"Effacer les hommes", c’est le titre du nouveau roman de Jean-Christophe Tixier. Il se passe dans l’Aveyron, dans un petit village au bord d’un lac artificiel, en août 1965. Ce roman raconte l’histoire tragique de femmes en quête de liberté.

"Effacer les hommes" de Jean-Christophe Tixier se situe au bord d'un lac artificiel de l'Aveyron en 1965
"Effacer les hommes" de Jean-Christophe Tixier se situe au bord d'un lac artificiel de l'Aveyron en 1965 © Getty / Francois LE DIASCORN/Gamma-Rapho

Août 1965, c’est juste un mois après le vote de la loi qui autorise enfin les femmes mariées à ouvrir un compte bancaire ou à signer un contrat de travail sans l’aval de leurs époux.

Voici donc une date importante dans l’émancipation juridique des femmes. Nous sommes au cœur des années 60, trois ans avant mai 1968. La légitimité du vieux monde patriarcal commence sa lente désagrégation.

Mais le roman se passe dans un petit village retiré où la tradition est encore forte, où l’on ne s’exprime guère, où l’on accepte la soumission : les hommes à leur terre qui les enchaîne et les femmes à leurs pères puis à leurs maris. Un monde où personne ne choisit réellement son destin.

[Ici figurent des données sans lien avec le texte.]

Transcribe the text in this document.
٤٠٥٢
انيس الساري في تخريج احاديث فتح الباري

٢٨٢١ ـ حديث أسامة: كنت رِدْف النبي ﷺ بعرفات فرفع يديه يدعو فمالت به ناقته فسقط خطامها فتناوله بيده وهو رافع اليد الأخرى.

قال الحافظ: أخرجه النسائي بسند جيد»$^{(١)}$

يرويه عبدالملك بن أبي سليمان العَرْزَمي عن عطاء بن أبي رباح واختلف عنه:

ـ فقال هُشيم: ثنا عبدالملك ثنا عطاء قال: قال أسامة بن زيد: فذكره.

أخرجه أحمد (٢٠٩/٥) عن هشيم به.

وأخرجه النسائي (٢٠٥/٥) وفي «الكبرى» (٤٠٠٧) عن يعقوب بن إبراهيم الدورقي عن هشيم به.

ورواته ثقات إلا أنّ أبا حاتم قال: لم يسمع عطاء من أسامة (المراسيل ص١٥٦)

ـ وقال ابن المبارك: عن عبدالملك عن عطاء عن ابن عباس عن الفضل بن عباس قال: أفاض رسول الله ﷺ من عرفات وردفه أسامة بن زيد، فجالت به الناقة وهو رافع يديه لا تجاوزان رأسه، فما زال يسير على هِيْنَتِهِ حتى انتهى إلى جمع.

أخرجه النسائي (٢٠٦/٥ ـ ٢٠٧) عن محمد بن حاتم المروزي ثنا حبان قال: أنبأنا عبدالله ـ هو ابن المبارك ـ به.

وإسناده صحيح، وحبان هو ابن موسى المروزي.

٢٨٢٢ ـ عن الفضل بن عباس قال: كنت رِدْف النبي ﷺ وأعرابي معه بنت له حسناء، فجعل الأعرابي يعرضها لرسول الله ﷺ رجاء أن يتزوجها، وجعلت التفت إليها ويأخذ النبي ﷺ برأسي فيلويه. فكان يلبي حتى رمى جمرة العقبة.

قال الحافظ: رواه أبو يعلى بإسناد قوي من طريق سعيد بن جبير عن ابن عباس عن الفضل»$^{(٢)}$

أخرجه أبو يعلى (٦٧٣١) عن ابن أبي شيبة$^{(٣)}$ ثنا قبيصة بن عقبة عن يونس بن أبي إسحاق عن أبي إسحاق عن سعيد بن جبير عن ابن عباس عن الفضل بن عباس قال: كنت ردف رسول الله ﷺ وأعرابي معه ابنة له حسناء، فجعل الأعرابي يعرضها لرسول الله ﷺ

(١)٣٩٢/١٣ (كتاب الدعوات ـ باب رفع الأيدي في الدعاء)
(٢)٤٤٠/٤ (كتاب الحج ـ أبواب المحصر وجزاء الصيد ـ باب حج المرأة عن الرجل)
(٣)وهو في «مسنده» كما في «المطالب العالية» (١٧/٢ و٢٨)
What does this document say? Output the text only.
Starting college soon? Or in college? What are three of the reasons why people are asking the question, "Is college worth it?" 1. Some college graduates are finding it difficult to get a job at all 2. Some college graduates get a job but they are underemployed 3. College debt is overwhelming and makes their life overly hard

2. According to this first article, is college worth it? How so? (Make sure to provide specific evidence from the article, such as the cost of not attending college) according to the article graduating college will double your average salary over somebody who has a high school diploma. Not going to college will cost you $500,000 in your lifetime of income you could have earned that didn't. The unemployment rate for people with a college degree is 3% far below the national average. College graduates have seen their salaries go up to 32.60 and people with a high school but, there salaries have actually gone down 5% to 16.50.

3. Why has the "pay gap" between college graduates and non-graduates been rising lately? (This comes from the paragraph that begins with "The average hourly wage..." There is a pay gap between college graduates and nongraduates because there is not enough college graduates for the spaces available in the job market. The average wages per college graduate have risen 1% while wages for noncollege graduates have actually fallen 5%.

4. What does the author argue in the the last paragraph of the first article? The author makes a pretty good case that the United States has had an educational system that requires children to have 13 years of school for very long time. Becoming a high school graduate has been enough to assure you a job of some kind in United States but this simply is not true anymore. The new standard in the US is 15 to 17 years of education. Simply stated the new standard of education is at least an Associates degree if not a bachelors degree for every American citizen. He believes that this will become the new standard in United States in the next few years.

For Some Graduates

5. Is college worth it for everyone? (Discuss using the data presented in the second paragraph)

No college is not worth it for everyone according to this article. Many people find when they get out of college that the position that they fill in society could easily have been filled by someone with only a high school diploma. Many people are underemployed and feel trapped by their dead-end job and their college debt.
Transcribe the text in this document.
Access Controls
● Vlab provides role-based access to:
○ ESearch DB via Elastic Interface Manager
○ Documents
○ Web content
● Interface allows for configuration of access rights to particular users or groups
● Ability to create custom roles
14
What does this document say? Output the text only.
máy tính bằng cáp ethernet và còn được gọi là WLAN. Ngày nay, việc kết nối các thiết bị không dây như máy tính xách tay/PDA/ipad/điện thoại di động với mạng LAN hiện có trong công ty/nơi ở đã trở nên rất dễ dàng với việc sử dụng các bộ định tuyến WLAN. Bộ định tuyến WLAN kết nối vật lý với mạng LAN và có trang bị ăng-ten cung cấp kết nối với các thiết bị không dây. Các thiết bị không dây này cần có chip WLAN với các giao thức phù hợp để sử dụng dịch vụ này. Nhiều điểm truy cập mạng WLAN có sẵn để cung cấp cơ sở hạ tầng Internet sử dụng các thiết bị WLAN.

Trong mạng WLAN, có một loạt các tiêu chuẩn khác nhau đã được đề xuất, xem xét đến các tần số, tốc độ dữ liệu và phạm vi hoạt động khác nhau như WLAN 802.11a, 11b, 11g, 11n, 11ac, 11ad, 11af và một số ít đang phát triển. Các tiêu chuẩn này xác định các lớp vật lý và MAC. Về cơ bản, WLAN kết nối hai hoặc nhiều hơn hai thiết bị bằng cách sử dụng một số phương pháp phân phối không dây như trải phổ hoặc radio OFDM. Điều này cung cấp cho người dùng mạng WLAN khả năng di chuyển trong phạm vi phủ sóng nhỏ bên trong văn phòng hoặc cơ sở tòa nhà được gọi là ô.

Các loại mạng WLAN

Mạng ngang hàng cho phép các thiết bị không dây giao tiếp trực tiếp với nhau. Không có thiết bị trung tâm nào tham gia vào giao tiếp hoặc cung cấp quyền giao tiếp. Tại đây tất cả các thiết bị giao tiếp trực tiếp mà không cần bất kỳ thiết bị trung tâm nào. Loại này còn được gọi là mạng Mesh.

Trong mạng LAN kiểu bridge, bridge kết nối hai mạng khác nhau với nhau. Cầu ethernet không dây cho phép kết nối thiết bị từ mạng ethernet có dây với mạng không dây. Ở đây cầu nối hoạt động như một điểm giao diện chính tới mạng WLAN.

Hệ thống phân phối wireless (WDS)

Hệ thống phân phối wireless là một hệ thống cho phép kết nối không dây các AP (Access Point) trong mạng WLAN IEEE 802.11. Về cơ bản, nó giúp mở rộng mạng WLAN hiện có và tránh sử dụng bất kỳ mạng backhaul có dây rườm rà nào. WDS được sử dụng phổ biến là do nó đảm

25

C’est sur ce conflit que se construit le roman

Exactement. Effacer les hommes raconte le choc entre tradition, pulsion archaïque, et modernité. Une modernité portée par la culture populaire, la musique rock, le cinéma, la BD qui vont arriver jusqu’au petit village du livre où une jeune fille va se passionner pour la figure de Barbarella, héroïne d’une BD de SF créée en 1962 par Jean-Claude Forest. Et bientôt adaptée au cinéma par Roger Vadim avec Jane Fonda dans le rôle-titre.

Barbarella, femme du futur, libre et indépendante, va devenir un modèle pour l’héroïne du livre…

Quelle est précisément l’intrigue du roman ?

Elle se noue autour d’une auberge, au dessus d’un lac artificiel dont le barrage est en cours de vidange. Les touristes ont déserté, ne restent que quelques personnes.

Victoire, qui va mourir. Elle est venue là à l’été 36 et, pour ne pas retourner à l’usine, y est restée en épousant un viticulteur, un veuf beaucoup plus âgé qu’elle, qui lui a acheté l’auberge, instrument de son émancipation.

Eve, sa nièce, qui n’est pas encore majeure et rêve de s’enfuir, de prendre son destin en main. Comme l’a fait sa tante. Comme le symbolise Barbarella dont elle lit et relit les d’aventures.

Et face à elles, Marie, la belle-fille de Victoire, héritière de l’auberge, une femme aigrie, enfermée dans le passé, cadenassée dans les traditions.

Le roman, qu’on lit d’une traite, est rythmé par les cotes du barrage. Au fur et à mesure que le lac se vide, approche le moment où se révèleront le vieux village et ses secrets engloutis.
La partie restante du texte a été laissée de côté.